In this chapter, you will learn to:
Recognize Virtual Private Networks
Apply tunneling protocols
Work with IPSec
Use Cisco IOS IPSec technologies
Learn about Cisco IOS Cryptosystem components
Understand security associations
Know the five steps for IPSec
Make use of IPSec support in Cisco Systems products
As businesses grow and create branch locations or encourage employees to work at least part-time from home, the need to maintain remote connectivity to the organization’s information systems becomes a bigger concern. At the same time, many businesses are incorporating “just in time” scheduling into many of their processes, which requires vendors, suppliers, and even customers to have immediate access to production or purchasing information.

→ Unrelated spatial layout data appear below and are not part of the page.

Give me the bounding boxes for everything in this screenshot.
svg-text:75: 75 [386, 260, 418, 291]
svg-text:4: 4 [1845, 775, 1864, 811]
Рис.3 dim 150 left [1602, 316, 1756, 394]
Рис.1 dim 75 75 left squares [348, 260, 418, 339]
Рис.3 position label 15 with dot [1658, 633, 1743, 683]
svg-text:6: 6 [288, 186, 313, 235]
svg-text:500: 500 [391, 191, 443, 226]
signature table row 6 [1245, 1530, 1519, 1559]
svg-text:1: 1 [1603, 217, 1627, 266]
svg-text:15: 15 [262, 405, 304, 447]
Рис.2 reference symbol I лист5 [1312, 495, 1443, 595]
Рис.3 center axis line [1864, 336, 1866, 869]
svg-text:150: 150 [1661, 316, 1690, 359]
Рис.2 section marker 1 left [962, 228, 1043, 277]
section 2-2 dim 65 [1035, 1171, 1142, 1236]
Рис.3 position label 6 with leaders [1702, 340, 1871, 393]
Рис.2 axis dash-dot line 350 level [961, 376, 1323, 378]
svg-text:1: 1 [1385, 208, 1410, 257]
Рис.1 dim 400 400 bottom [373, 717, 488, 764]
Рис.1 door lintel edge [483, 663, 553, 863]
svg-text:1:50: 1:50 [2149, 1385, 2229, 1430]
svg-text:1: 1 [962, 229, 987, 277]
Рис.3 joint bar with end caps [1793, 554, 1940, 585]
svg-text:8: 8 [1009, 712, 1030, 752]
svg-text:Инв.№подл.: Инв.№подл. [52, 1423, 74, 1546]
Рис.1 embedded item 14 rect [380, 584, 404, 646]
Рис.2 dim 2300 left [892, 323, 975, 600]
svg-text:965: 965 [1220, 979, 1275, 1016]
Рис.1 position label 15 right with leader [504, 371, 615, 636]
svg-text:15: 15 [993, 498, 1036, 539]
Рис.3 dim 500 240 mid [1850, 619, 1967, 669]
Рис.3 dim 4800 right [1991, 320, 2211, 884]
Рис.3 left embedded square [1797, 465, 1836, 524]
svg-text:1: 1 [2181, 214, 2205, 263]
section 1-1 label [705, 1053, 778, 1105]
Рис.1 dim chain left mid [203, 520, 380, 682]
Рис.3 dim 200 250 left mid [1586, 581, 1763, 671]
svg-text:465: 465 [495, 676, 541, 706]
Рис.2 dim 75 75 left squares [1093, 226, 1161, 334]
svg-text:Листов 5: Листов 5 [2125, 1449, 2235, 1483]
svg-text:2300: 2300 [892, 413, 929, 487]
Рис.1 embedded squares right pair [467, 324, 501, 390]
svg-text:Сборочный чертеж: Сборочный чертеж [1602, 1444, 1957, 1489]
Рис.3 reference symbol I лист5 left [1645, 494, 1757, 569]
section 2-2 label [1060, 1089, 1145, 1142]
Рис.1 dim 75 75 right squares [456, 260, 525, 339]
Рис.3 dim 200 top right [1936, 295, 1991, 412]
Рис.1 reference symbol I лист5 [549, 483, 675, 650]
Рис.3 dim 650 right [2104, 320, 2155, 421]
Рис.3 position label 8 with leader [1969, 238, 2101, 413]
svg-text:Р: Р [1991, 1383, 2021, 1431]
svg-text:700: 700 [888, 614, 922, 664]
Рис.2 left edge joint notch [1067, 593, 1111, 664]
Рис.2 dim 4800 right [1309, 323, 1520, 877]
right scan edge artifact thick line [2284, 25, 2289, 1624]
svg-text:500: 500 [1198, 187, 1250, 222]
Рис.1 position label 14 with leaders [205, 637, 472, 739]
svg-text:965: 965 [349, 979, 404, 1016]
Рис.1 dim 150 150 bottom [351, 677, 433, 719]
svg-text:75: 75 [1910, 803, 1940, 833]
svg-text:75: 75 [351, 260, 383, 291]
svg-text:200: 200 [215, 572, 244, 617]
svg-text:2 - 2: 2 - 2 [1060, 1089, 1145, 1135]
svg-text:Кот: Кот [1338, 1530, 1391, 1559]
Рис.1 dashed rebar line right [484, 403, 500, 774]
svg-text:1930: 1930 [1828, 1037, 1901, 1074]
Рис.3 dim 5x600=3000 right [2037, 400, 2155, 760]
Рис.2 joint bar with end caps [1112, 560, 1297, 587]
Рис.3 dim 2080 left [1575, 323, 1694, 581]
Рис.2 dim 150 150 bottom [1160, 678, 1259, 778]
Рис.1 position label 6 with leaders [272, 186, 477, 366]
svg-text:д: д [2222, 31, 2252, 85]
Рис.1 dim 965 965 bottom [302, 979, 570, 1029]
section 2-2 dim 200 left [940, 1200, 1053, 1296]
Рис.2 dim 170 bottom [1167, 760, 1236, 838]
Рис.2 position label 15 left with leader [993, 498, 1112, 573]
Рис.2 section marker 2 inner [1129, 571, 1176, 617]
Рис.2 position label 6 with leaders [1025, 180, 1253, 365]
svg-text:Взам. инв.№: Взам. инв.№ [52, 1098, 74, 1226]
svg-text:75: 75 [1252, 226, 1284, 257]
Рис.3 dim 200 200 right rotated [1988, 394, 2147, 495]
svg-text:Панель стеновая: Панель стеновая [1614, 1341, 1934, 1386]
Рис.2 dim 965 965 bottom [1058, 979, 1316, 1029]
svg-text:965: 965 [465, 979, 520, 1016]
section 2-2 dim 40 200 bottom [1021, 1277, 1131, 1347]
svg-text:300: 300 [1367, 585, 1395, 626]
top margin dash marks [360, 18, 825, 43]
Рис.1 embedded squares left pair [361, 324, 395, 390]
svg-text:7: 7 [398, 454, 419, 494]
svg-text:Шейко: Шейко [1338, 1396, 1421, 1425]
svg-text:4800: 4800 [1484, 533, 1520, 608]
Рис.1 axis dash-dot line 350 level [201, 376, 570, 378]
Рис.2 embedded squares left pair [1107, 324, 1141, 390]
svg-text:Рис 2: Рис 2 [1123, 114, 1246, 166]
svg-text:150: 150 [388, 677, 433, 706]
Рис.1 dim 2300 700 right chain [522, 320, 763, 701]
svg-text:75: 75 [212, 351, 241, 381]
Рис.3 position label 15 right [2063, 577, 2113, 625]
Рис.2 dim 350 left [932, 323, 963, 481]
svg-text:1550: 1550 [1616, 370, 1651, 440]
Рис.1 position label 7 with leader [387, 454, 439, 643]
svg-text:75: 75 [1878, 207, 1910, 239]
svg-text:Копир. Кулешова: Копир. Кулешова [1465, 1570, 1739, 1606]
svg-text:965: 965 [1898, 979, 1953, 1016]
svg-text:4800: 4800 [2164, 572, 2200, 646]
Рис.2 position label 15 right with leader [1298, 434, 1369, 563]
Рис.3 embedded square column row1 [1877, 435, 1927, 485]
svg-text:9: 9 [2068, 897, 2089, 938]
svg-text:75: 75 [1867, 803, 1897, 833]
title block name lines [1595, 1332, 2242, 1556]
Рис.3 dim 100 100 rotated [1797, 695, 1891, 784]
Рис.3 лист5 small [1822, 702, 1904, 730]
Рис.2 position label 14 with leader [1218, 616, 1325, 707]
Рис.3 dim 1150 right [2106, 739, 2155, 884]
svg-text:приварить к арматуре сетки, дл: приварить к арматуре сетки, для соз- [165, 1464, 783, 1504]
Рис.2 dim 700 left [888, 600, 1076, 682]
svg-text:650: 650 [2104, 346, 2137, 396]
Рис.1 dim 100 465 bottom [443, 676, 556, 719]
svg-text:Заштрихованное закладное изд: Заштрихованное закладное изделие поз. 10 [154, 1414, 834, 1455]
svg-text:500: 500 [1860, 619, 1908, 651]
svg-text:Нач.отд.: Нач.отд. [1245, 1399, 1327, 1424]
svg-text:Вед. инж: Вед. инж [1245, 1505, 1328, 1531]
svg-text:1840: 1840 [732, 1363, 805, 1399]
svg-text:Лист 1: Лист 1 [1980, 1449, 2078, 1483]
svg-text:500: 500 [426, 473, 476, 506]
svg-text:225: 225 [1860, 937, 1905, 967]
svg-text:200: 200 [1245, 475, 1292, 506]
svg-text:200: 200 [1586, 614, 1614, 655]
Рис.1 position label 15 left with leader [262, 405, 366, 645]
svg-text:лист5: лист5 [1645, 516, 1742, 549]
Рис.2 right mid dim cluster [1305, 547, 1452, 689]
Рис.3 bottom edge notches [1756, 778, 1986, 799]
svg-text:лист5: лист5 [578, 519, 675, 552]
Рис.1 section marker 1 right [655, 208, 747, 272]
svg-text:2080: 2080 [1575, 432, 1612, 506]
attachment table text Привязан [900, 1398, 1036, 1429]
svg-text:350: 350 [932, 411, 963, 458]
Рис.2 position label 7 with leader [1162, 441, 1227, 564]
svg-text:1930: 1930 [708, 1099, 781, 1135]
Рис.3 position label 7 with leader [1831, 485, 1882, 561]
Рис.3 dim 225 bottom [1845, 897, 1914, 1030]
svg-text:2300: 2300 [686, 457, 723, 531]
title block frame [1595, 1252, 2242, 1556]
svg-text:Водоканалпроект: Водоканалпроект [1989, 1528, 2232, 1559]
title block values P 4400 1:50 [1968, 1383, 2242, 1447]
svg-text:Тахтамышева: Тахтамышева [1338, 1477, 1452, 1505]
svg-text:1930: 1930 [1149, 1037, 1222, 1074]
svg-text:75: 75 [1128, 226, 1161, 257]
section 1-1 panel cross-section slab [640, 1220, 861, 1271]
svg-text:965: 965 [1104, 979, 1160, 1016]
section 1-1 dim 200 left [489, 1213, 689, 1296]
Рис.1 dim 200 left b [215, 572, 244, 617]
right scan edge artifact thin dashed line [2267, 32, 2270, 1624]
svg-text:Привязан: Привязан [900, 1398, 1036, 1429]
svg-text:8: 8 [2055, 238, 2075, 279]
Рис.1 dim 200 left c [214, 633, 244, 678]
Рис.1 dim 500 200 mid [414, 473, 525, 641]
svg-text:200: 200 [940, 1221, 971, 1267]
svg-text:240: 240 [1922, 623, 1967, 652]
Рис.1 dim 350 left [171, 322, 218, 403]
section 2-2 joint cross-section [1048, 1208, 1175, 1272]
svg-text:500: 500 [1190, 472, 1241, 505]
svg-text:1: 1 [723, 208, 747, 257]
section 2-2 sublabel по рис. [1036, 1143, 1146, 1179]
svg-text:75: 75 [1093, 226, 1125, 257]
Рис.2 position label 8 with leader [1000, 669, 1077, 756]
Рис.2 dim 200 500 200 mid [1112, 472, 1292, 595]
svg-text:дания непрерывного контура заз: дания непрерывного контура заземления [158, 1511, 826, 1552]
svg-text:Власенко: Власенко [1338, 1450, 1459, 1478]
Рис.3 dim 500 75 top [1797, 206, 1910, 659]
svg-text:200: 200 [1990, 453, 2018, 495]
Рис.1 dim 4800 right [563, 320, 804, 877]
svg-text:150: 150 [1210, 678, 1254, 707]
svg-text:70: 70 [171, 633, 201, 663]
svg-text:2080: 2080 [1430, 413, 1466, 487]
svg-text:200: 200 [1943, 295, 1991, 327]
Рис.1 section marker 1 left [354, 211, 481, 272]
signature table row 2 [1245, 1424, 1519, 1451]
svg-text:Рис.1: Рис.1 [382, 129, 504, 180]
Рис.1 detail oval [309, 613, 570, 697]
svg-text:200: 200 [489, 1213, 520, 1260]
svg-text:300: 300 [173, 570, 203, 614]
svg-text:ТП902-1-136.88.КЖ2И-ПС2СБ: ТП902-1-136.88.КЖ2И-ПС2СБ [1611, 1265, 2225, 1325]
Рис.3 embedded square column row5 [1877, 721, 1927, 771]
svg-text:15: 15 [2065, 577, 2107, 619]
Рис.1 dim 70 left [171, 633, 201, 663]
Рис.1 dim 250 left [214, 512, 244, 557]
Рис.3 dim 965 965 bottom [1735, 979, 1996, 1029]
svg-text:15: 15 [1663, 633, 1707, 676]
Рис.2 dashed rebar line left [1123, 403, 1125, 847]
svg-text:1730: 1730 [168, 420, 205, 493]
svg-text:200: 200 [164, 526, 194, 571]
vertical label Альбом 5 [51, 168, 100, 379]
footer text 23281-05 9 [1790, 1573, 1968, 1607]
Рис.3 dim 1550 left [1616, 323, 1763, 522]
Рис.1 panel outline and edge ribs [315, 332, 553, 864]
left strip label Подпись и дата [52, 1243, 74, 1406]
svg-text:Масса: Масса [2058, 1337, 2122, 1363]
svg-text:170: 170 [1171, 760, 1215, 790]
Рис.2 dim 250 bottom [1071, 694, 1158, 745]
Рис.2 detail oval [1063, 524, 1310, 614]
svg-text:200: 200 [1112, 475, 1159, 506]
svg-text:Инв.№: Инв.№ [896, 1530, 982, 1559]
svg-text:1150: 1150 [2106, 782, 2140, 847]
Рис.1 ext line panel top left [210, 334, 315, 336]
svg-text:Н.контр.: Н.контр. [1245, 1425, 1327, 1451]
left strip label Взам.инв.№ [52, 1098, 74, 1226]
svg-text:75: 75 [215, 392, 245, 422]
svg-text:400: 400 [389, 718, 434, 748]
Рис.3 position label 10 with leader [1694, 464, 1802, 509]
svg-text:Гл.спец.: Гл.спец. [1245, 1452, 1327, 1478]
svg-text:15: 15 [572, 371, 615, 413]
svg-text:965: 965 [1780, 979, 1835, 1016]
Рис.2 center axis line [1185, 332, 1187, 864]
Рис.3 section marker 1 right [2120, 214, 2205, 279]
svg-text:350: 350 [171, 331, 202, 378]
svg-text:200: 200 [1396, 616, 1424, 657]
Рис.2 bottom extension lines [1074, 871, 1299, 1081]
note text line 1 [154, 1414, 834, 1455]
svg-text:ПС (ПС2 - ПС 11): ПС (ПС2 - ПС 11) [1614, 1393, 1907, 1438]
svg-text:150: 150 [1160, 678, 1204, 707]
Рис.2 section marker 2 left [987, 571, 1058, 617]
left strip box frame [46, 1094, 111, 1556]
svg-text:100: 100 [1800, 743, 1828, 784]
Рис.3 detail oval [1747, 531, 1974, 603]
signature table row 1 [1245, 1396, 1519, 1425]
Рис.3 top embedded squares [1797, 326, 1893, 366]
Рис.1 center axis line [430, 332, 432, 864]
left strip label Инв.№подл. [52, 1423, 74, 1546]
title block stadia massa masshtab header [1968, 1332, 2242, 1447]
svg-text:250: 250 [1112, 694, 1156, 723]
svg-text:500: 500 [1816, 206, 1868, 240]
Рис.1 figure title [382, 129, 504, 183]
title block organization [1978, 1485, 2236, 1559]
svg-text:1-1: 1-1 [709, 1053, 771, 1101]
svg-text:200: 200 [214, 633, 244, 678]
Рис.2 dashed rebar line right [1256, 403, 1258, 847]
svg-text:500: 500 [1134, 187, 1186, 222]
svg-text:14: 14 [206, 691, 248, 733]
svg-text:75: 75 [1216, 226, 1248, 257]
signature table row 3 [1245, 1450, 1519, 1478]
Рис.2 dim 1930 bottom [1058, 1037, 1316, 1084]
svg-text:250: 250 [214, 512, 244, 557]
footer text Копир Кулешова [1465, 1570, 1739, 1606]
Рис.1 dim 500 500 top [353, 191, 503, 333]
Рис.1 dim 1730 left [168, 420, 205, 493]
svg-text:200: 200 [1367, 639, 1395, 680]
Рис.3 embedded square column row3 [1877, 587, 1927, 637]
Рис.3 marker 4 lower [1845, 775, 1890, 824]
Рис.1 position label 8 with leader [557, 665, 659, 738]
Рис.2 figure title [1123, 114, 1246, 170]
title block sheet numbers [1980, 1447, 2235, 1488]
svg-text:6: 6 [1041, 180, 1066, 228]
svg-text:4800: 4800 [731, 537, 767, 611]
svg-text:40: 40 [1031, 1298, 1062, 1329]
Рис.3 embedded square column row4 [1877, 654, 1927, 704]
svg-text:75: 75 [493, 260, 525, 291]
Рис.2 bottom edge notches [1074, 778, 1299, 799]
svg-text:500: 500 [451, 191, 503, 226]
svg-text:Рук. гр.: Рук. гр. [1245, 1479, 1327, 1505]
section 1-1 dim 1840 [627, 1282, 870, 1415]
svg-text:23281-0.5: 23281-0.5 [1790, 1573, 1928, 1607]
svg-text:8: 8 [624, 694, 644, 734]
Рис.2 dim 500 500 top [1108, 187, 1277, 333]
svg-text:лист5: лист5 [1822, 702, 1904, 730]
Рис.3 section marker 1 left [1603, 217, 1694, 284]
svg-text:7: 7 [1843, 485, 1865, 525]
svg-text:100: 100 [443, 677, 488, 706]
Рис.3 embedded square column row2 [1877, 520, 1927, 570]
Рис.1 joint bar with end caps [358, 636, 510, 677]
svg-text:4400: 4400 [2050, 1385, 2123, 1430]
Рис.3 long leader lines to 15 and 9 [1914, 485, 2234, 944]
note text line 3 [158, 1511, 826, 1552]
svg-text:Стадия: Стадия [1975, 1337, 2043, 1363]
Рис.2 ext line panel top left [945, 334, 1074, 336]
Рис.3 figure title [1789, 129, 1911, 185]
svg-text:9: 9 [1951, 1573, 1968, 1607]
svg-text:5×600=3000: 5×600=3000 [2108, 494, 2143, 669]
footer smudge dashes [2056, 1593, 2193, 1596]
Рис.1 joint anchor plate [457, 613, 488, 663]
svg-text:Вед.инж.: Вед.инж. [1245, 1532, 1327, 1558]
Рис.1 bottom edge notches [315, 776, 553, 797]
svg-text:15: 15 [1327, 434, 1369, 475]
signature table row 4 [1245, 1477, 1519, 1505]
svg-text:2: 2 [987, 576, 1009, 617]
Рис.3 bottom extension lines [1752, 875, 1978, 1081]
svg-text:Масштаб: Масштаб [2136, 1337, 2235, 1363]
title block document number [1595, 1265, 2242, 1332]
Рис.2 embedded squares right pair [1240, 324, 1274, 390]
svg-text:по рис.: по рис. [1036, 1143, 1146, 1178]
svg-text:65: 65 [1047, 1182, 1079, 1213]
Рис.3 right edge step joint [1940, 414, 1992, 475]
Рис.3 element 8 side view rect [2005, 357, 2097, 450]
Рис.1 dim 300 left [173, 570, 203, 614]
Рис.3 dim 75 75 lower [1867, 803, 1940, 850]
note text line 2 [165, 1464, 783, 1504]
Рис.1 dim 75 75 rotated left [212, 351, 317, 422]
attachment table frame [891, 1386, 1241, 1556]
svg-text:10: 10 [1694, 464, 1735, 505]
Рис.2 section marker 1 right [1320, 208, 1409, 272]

At one time, network security could be managed quite well simply by not allowing any outside access to the company resources. If information was needed, employees either reported to their desk to retrieve the information or telephoned someone at the office to get the needed data. Both of these solutions would be considered unacceptably slow today for many firms.
Earliest remote connections were often made with dedicated (leased) lines that provided quite secure connections for a price. Typically, that price went up according to distance. A branch office across town might require only a few hundred dollars per month for connectivity, whereas the same size branch across the country could cost many times as much. The two factors that most directly impacted the cost were bandwidth required and distance covered.
WAN technologies like analog modem, ISDN, T1/E1, T3/E3, frame relay, and cell relay (ATM) all offer reliable, secure connectivity with varying degrees of performance. The problem is they can be expensive. Lack of universal access to some of these technologies in many parts of the country or world means companies often have to install and support multiple technologies. Even for companies that routinely use dedicated lines, the problem still exists of what to do with branch locations, vendors, suppliers, or traveling employees located halfway around the world.
The advent of the Internet naturally caught the imagination of many organizations—large and small—as a possible way to extend their networks for a relatively small cost. All they had to do was give up was security and often performance. The goal became to develop a way of providing a secure connection within an inherently non-secure environment, a virtual private network. Many attempts have been made to create these VPNs and many proprietary solutions are competing for this growing business. In Chapters 10 through 16, the focus is on Cisco’s implementation of IPSec, an industry standard for providing private connections over public networks. Figure 9-1 shows some of the many types of connections that an organization might try to incorporate into its VPN strategy.